(The installation consists of a 10m long scroll on a table which is commplementd by 20 hung stained sugar bags above it.)


Seven years ago, I bought a number of used and empty sugarcane bags in the Grand Bazaar of Tehran without any specific plan. I bought them from a small trader who imported sugar from India to Iran. In 2018, I took them with me to India where I lived, studied and worked for a while. I returned the bags to Iran without touching them. I looked at the stains on the bags and remembered the journey. In my return to homeland, I merged my tales of travel and return. This scroll is the product of that amalgamation. It is a fiction story that is the product of my personal life experiences. It is unfaithful to myths, religions, rituals, and morals of a given culture. The story not only is an imaginative fantasy but also the mind’s wander through the world of nonsense expressions. This scroll tells the story of familiar yet strange spirits that are trapped in their bodies and objects that are trapped in geographical borders that are trapped in history, and the history that is trapped in books, and books that are trapped in minds, and minds that are trapped in cages. 

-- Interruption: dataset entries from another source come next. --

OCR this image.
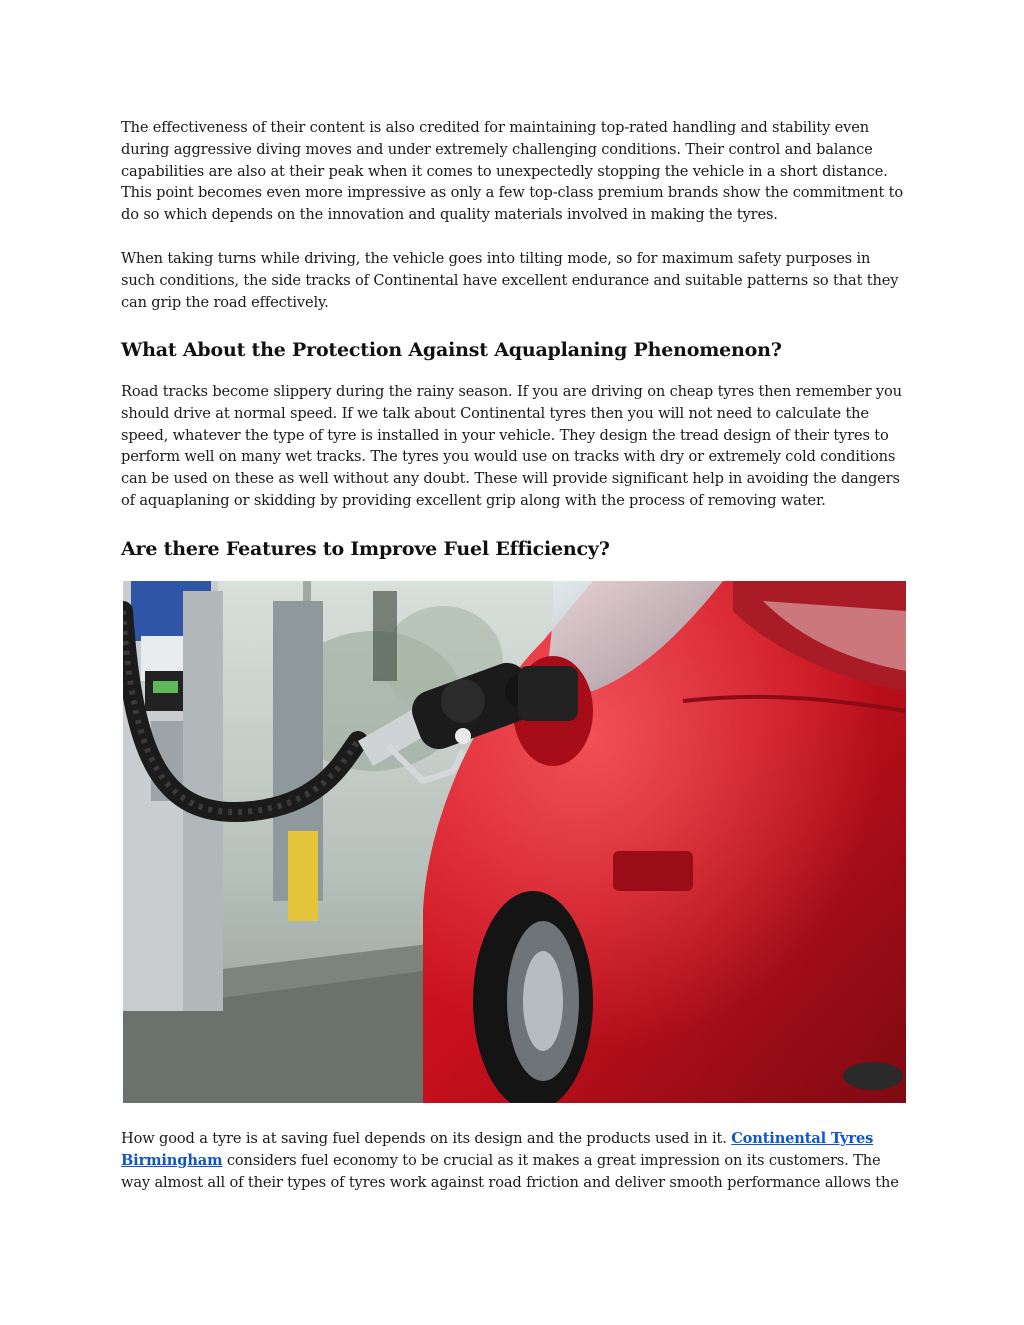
The effectiveness of their content is also credited for maintaining top-rated handling and stability even during aggressive diving moves and under extremely challenging conditions. Their control and balance capabilities are also at their peak when it comes to unexpectedly stopping the vehicle in a short distance. This point becomes even more impressive as only a few top-class premium brands show the commitment to do so which depends on the innovation and quality materials involved in making the tyres.

When taking turns while driving, the vehicle goes into tilting mode, so for maximum safety purposes in such conditions, the side tracks of Continental have excellent endurance and suitable patterns so that they can grip the road effectively.

What About the Protection Against Aquaplaning Phenomenon?

Road tracks become slippery during the rainy season. If you are driving on cheap tyres then remember you should drive at normal speed. If we talk about Continental tyres then you will not need to calculate the speed, whatever the type of tyre is installed in your vehicle. They design the tread design of their tyres to perform well on many wet tracks. The tyres you would use on tracks with dry or extremely cold conditions can be used on these as well without any doubt. These will provide significant help in avoiding the dangers of aquaplaning or skidding by providing excellent grip along with the process of removing water.

Are there Features to Improve Fuel Efficiency?

How good a tyre is at saving fuel depends on its design and the products used in it. Continental Tyres Birmingham considers fuel economy to be crucial as it makes a great impression on its customers. The way almost all of their types of tyres work against road friction and deliver smooth performance allows the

In this illustrated scroll, a parrot narrates a tale; an open adaptation of the stains registered on the sugar bags. The scroll is influenced by The Parrot Tales (Tooti nameh) by the Persian writer, Ziya’ al-Din Nakhshabi (14th Century) which is a Persian book consisting of 25 stories inspired by an Indian book with the same title (Socaspati in Sanskrit) written in 12th Century. In Iran and India, the parrot tells the story of adventurous stories with its sweet tongue; stories as sweet as sugar and as bitter as poison. This paradox, reminds me of my ancestral city. It is a small city in northern Iran where sugarcane cultivation is common. The name Siah shekar (black sugar) is derived from the local name given to non-industrial products of sugarcane stalks, which is called raw sugar outside of Iran, red sugar in most parts of Iran, and Kachi Kahand in India. This paradoxical phrase expresses the dangers, harms and bitterness of the sweet trade of sugar from the past to the present; a story about the reproduction of sugar grains from Guilan to Maharashtra and from Kerala to Khuzestan.

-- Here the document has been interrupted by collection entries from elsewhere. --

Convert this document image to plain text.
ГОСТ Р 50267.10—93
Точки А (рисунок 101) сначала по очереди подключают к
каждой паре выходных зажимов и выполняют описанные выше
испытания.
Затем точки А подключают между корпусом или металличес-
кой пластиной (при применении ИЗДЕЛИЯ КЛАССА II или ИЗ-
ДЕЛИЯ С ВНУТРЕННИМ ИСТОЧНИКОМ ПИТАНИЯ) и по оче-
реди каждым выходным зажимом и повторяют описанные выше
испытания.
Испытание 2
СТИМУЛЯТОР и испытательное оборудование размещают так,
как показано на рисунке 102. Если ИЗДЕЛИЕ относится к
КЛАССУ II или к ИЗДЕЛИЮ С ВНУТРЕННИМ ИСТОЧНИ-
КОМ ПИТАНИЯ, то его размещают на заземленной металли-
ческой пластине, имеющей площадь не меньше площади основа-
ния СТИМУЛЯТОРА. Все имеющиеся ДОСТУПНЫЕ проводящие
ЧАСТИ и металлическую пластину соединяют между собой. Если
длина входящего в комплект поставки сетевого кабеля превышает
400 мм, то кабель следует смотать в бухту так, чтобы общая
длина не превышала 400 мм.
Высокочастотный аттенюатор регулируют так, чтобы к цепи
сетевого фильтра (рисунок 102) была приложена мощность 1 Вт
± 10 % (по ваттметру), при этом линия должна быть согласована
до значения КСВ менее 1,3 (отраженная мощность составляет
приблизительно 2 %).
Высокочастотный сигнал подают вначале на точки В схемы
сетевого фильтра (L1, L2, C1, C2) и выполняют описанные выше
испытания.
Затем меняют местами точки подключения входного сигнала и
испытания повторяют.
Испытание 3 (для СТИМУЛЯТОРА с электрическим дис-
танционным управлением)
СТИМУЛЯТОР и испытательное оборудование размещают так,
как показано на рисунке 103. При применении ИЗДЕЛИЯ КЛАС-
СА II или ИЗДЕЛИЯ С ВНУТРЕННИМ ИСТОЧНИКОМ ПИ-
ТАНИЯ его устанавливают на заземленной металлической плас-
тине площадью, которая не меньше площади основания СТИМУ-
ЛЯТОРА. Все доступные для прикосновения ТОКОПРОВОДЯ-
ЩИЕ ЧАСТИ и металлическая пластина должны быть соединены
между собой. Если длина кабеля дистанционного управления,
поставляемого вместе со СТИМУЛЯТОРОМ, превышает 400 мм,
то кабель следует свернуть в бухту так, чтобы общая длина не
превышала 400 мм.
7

In the famous books of Indian Sanskrit and glorious Persian literature, there are several stories that delicately describe the benefits and dangers of traveling and settling down, migration and return. However, for the Middle Eastern man, ‘dignity’ and ‘homeland’ make an open-ended tragic comedy. They are a comedy because they seems trivial. And they are a tragedy as they are the main source of all crisis in his life. In Asia and the Middle East, according to personal beliefs as well as cultural and social customs, man sees his inevitable destiny in a temporary relationship with his dignity and his homeland and considers the situation acceptable, but he has neither the intuition to accept, nor the ability to stay, nor the will to construct! He is punished at home and has no place in a foreign land, so he becomes confused and isolated and jokes about his own fate and the fate of others. He often seeks advice to calm his restless soul. He does not know what to do with his hopes and desires, with his home or homeland. Constantly, he feels at crossroads, staying or going, returning or settling! In the meantime, every decision becomes absurd or destroys the mind or crushes the heart. Doubts become barriers between inside and outside. He loses his dignity at home and moves away from his ‘so-called’ backward homeland, and from this point on, becomes a stranger in his home and everywhere. He has no history, no geography, no language, no head, no order, his multiple faces are distorted, his behavior is not in accordance with his innate values, he does everything and does not finish anything, he is imperfect and strange. 
This strange man is a refugee. He always takes refuge from one situation to another, from one moment to another, from one person to another, and from one city to another. These continuous and fruitless
migrations keep him in a state of deprivation and homelessness. His heart is not pure with his destiny and he leaves his homeland and returns to it many times in his imagination. All his life, he longs for peace but instead, wanders in bewilderment, and as Abolhassan Kharghani said, “he is like a bird that leaves his nest in search of seeds, but finds no seeds, and does not know the way back to its nest.” On the one hand, human kind’s historical restlessness and on the other, the sufferings caused by a defined nationality makes him bitter. He is constantly distracted and hence, lacks a desirable 
connection to his homeland. “A parrot stops him from leaving” and tells him why he should not leave his home; that why he should reconsider the necessity of leaving. The parrot warns him that 
emigrating and leaving home behind is a betrayal of the family, and returning–a return to the centre of misery– is a betrayal of oneself. The parrot knows the way, but he is both scattered and talkative, and his tongue is ambiguous, so his advice is careless and useless, and leaves the man’s mind s
cattered and stunned. This Eastern day dreamer has no foot on the earth and ascends the world in the heavens. He changes the meaning of simple concepts and never knows for sure that whether the homeland is the cause of his misery and wrath or the source of his inspirations and enlightenments.